I did some research, while I was writing that thing about Star Wars Mary Sues (apparently I was wrong, the one in Rogue One is not a Mary Sue, the marketers just did their usual thing of showing you the most obnoxious scenes from the movie...some of which weren't actually in the final cut of the movie). Seems a bunch of people really don't like other people pointing out the simple, objective, Phil-Dick-had-issues-with-women-and-ontology fact, that Rey in Force Awakens is a Mary Sue. Well, she's better at more things than Alucard in Hellsing, with less work. And Alucard is such a horrendous Mary Sue that even if the show he's in was not bestially stupid and both aesthetically and morally disgusting, it would be unwatchable just because of how insufferable a Sue he is.
Also, interviewing Daisy Ridley about whether her character is a Mary Sue makes only slightly more sense than interviewing Pal about whether his character in Lassie Come Home is unrealistically intelligent. Do people really not understand that writers, not actors, create characters? (Granting for the moment that Miss "Mouth and Eyes Wide Open Is an Emotion, Right?" is an actor; she makes Keanu Reeves look like Sir Anthony Hopkins but I suppose she still counts as an actor...like Uwe Boll is a filmmaker.) And remember, Ridley is from a country where women with personal experience of domestic violence by men, nevertheless immediately denounce the sexism of the idea men are stronger than women. Duckspeak by an inhabitant of Airstrip One is the opposite of an argument.
Again: if you think nobody ever calls a male character a Mary Sue, you are as much as admitting that you don't actually read much analysis of fiction. Because again, Alucard and Edward Cullen, and Kirito in Sword Art Online, and Eragon, and even Batman (which is the only one that's really disputable) have been called Mary Sues (or some stupid, unnecessary male equivalent—they're called "Mary Sue" because that was the name of the character in the satirical short story "A Trekkie's Tale", a parody of fanfic self-insert characters that is the origin of the term in the first place).

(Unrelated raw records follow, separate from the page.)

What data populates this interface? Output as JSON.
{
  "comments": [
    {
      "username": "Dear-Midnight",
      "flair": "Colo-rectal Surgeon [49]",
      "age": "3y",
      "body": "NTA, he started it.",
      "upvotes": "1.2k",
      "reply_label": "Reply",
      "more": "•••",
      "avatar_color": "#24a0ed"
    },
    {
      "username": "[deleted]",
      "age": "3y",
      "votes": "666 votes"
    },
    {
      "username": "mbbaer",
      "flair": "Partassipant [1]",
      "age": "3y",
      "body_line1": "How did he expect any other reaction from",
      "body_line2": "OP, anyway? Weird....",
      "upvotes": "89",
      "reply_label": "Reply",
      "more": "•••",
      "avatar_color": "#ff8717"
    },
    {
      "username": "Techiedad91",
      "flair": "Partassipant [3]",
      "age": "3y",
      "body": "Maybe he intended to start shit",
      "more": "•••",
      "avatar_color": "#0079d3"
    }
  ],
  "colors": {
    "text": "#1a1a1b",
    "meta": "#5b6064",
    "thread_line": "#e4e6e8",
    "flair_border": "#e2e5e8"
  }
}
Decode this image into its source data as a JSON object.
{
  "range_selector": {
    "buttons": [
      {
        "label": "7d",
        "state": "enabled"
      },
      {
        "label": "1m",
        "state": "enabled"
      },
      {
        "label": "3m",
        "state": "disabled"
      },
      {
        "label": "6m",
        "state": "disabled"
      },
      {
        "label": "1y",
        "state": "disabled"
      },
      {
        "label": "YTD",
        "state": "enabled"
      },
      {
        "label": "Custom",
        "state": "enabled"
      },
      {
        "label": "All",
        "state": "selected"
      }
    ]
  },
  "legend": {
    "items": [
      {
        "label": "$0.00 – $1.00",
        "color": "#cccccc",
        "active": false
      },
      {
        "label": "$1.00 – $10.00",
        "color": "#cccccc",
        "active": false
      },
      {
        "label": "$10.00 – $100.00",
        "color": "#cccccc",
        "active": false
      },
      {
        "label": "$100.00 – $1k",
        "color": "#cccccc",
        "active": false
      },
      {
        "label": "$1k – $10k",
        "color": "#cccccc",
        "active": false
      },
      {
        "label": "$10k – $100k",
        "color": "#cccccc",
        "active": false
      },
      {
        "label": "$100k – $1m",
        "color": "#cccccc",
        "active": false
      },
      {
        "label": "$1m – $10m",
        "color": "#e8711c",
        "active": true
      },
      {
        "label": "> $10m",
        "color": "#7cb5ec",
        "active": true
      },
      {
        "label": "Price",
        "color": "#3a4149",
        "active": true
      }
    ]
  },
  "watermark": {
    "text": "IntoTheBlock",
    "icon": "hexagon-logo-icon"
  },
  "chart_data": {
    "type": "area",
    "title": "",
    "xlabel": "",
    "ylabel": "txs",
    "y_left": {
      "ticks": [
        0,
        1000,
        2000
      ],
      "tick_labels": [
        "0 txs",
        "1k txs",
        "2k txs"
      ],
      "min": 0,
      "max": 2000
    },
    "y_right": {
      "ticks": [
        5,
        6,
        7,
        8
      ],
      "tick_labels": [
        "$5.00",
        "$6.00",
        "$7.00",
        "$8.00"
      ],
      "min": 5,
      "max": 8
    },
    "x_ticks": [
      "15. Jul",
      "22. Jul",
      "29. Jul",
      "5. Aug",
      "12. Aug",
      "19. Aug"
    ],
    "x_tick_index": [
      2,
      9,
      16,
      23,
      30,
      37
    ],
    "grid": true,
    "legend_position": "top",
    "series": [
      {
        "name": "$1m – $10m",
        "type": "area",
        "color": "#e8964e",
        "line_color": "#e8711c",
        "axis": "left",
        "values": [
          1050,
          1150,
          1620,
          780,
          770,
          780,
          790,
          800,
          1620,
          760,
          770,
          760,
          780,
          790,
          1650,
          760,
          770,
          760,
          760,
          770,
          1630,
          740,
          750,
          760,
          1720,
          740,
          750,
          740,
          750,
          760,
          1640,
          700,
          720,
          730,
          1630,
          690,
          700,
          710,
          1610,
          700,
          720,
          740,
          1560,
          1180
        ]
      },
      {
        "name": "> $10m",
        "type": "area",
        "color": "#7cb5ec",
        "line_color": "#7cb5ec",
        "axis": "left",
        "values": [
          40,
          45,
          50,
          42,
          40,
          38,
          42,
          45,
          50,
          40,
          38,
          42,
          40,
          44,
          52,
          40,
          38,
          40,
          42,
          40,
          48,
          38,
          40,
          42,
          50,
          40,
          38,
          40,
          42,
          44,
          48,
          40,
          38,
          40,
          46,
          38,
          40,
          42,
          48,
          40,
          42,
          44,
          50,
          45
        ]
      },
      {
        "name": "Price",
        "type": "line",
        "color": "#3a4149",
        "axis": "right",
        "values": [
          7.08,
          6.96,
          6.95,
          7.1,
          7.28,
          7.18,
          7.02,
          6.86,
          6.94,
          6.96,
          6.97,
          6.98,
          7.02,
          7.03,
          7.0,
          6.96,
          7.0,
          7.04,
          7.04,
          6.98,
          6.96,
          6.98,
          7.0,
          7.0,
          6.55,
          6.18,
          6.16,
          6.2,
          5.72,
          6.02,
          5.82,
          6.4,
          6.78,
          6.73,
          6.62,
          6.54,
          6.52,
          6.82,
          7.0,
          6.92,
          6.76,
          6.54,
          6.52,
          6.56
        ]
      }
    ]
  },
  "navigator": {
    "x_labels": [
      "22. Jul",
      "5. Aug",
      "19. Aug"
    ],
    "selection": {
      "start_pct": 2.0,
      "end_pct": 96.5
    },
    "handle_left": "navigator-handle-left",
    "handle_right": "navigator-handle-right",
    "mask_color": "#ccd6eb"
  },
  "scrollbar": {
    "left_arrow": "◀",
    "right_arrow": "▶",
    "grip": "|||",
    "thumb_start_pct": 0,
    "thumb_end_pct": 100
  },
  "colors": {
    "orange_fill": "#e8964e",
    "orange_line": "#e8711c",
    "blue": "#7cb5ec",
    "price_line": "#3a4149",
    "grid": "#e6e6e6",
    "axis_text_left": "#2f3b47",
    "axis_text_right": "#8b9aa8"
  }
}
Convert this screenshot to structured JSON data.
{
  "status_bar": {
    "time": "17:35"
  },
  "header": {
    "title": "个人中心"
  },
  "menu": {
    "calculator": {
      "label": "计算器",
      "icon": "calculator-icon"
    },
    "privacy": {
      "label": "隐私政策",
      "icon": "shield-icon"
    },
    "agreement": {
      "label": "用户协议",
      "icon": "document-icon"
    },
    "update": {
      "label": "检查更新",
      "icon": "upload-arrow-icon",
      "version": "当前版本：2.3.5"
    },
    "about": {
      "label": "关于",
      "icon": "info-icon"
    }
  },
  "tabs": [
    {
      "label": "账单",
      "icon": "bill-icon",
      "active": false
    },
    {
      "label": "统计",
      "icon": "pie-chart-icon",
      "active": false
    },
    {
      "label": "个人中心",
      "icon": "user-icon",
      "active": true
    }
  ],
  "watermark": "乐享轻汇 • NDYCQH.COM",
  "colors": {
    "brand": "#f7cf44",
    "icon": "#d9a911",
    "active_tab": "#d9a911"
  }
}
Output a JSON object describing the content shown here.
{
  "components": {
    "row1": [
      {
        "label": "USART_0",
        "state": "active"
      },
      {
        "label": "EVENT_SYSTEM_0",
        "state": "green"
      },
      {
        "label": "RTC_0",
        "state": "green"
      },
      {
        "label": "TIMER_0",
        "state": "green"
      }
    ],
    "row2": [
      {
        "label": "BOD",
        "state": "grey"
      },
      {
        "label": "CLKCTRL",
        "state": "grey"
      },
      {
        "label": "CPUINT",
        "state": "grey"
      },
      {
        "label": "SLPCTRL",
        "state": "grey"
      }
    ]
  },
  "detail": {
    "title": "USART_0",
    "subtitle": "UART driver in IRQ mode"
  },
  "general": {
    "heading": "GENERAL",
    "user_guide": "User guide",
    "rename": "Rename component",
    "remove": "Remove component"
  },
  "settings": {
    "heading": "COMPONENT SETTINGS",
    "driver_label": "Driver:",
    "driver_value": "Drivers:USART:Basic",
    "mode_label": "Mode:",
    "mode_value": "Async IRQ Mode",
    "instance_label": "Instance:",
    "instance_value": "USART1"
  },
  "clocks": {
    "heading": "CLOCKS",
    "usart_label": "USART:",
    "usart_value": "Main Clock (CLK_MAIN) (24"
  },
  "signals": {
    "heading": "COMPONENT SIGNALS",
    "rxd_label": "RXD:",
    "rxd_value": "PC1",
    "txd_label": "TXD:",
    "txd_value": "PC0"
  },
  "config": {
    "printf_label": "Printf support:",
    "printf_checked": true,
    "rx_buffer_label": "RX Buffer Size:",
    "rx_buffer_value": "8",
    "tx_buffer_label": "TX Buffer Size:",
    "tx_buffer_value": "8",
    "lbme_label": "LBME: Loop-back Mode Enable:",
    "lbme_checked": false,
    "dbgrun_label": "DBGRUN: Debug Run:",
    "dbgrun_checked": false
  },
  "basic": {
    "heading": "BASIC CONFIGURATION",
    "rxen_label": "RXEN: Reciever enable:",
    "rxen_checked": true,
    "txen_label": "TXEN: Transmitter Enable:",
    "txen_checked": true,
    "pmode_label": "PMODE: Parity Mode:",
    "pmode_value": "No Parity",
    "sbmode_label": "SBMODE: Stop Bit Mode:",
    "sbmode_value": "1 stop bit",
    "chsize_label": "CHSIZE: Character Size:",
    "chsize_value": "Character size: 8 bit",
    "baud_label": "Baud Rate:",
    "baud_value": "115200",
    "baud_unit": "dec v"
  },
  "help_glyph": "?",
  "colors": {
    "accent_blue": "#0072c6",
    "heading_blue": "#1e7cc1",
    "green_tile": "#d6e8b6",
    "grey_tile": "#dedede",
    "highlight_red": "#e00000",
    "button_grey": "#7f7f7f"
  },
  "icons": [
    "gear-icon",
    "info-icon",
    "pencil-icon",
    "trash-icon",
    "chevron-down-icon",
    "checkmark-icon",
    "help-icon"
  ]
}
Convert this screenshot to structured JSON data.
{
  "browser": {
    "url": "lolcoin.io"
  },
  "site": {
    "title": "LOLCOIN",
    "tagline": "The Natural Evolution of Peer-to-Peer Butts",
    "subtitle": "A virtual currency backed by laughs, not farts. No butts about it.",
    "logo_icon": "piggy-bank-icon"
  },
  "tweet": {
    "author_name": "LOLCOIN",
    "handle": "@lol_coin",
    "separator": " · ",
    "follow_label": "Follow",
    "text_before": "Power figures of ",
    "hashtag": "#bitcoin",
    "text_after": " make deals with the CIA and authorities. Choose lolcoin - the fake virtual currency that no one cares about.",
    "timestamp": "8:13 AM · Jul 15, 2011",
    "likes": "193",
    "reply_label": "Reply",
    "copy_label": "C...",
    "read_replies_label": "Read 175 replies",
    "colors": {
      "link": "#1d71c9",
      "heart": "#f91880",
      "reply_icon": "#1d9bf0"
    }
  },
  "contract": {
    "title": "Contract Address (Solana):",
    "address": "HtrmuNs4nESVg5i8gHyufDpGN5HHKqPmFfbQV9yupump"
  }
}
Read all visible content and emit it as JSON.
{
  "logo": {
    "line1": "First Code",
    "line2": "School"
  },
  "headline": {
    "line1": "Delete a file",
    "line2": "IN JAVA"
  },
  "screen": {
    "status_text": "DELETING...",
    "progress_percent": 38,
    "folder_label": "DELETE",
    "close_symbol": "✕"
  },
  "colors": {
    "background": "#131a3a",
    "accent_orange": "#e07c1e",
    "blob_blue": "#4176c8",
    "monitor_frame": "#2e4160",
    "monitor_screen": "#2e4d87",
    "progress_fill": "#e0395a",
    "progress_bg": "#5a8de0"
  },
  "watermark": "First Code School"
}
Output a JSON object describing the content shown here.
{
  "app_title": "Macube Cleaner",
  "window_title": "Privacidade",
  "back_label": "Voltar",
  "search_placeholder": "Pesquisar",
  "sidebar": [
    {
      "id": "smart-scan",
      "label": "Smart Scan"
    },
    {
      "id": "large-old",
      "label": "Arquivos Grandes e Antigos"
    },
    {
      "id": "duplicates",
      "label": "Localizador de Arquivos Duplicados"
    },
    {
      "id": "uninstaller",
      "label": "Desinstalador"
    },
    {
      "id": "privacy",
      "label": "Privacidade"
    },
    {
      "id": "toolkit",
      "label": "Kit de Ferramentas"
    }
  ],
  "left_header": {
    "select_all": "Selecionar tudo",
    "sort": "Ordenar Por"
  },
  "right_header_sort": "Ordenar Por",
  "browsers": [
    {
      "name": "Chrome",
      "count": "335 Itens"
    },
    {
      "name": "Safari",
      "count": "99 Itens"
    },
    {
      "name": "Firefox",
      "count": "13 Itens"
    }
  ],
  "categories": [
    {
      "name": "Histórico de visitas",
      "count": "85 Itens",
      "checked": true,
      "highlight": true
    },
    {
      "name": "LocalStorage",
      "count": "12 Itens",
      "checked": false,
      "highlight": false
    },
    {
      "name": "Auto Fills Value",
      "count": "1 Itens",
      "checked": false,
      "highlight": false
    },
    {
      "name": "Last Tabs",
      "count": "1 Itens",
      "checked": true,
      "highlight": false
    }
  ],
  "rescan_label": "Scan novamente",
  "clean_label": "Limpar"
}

It's probably shorter to list the light-novel protagonists who don't get called Mary Sues, and most of them deserve it, too. It's arguably not true that Adlet Mayer, for instance, is a Sue, but you can be forgiven for thinking different; the only LN protagonists I can think of who can't at least plausibly be considered Sues are Aikawa Ayumu and Yoshii Akihisa, and that's mostly because "even the people who like them treat them like they hate them" is roughly half of what happens in both their series. You don't believe we denounce male characters as Sues because you don't pay attention when we're not talking about your personal hobbyhorses; this necessarily makes your conception of what we do or don't talk about more than a little skewed.